En 2007, en la revista Vasos Comunicantes, sobre traducción, Cohen reconstruye sus años en la España de los años noventa: “Yo me sentía en poder, no de un imperio, sino de los detritos pasados por el periodismo, los doblajes de películas, los anacolutos de los políticos, los eslóganes publicitarios y la creciente, deprimente tendencia de las grandes casas editoriales a aplanar las traducciones, atenuando relieves estilísticos, reduciendo y segmentando las frases con más de una subordinada”. Contra este decálogo uniformador, inventar la lengua entera entonces, desde “la voluntad joyceana de anarquía sexual de las palabras”, según escribe. Empezando por las palabras y las interjecciones (de estas encontré todo un glosario: “¡Aj!”, “¡Uj!”, etcétera).
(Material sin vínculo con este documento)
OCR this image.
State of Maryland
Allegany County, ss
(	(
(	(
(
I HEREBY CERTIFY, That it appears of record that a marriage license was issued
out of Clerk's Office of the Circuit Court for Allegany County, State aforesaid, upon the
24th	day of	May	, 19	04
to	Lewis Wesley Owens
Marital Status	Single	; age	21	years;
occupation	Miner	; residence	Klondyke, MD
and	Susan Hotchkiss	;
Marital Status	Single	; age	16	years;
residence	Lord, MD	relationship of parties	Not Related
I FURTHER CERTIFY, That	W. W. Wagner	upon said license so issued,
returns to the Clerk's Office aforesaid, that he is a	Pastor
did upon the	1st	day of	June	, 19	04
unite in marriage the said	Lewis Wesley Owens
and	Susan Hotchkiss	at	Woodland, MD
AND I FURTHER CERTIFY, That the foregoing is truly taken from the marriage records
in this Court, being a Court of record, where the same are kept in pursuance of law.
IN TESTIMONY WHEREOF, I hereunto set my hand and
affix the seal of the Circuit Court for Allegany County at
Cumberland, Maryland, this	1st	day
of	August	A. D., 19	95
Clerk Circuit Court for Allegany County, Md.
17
Este Diccionario Novel se compone de palabras demodé, más que de arcaísmos —en uso en tiempos de los padres de Cohen, el idioma de su infancia, lo que él llama “lengua uterina” (ser un alcornoque, un badulaque, con todos sus atributos epocales, como los lentes ahumados)—, de regionalismos rioplatenses —la variación idiomática ínfima de la vecina orilla (chiquilines, pilas de), traducciones literales (el sincasa), injertos de vida cotidiana actual y ecos que portan su contexto (el pantallátor, el flaytaxi)—. Entre todos los campos semánticos, el de la farmacopea es uno de los más aquejados de detritos publicitarios: las medicinas, antes de ser una composición precisa, cuentan con un nombre, sondeado en cien ruedas de consultas con consumidores. Del laboratorio del Doctor Cohen nacen el purascón, el sinculpán, el verosetimol. Esas pensiformas sustentan el edificio narrativo, con su remix de temporalidades. Cuentan, por sí mismas, los diversos tiempos de la literatura. Y en su lógica, la Panconciencia, recurso político uniformador de la subjetividad y las conductas, un realzador tecno del Gran Hermano orwelliano, en el que proyecta lo que todavía no es presente mientras él escribe. ¿No hablamos hoy de la inteligencia artificial como del gran aparato estandarizador, la usina de imágenes implantadas? A tres años de la muerte de Marcelo Cohen, me pregunto si esta no fue también una invención suya.